Projection and selection are the most common stateless operators and limit the columns and rows, respectively, emitted downstream.

Note

In SQL, the operator for projection is select whereas the operator for selection is where. This can be a bit confusing.

What is projection?

A projection operator reads the columns from the incoming stream that satisfy a specified condition and emits them downstream. Columns that do not satisfy the specified condition are removed and not saved. For example, the upstream data stream may have many columns that your particular streaming job does not want to send downstream. Suppose your task is to create a privacy-compliant downstream table from a stream of all the new users signing up for your platform.

Let's assume that the data stream has the following columns:

First and last name
Birthday
Home address
Government ID

Use the select operator to limit the columns emitted downstream to only the name and birthday columns from this data stream. This creates a privacy-compliant downstream table by not emitting the home address and government ID columns.

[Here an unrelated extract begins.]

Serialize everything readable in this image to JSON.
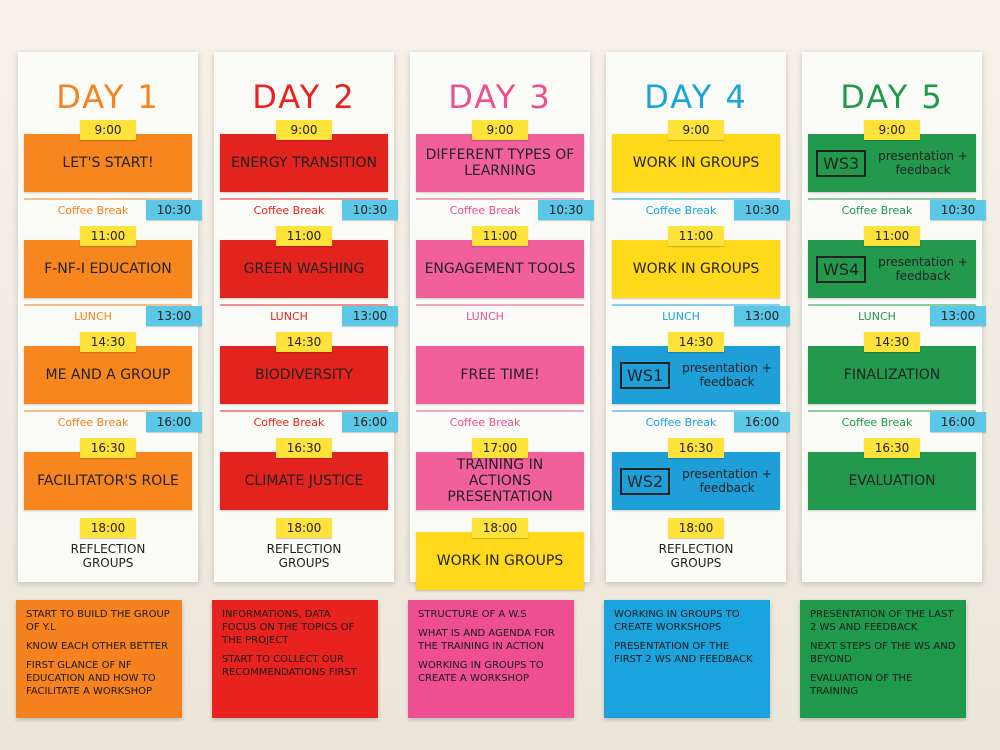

Another use of projection is to reduce the use of memory and CPU resources downstream by eliminating the flow of unnecessary data (columns and rows) through the Spark engine.

What is selection?

A selection operator only emits a record downstream if its columns satisfy a specified condition. In SQL, the where operator is used for this, while in programming languages, this function is usually refered to as the higher-order-function (usually abbreviated as HOF) named filter. You can use either on a DataFrame - the formula is generally the same:

You provide a string that contains your filtering predicate
Your filtering predicate can refer to column names as strings
You can use unary operators like <, >, =, !=

Projection and Selection

Now, let's see these concepts together in a stateless stream:

PythonScalaJavaR

df = ...  # streaming DataFrame with IOT device data with schema { device: string, deviceType: string, signal: double, time: DateType }

# Select the devices which have signal more than 10
df.select("device").where("signal > 10")

// Select the devices which have signal more than 10
df.select("device").where("signal > 10")      // using untyped APIs
ds.filter(_.signal > 10).map(_.device)         // using typed APIs

Dataset<Row> df = ...;    // streaming DataFrame with IOT device data with schema { device: string, type: string, signal: double, time: DateType }
Dataset<DeviceData> ds = df.as(ExpressionEncoder.javaBean(DeviceData.class)); // streaming Dataset with IOT device data

// Select the devices which have signal more than 10
df.select("device").where("signal > 10"); // using untyped APIs
ds.filter((FilterFunction<DeviceData>) value -> value.getSignal() > 10)
  .map((MapFunction<DeviceData, String>) value -> value.getDevice(), Encoders.STRING());

df <- ...  # streaming DataFrame with IOT device data with schema { device: string, deviceType: string, signal: double, time: DateType }

# Select the devices which have signal more than 10
select(where(df, "signal > 10"), "device")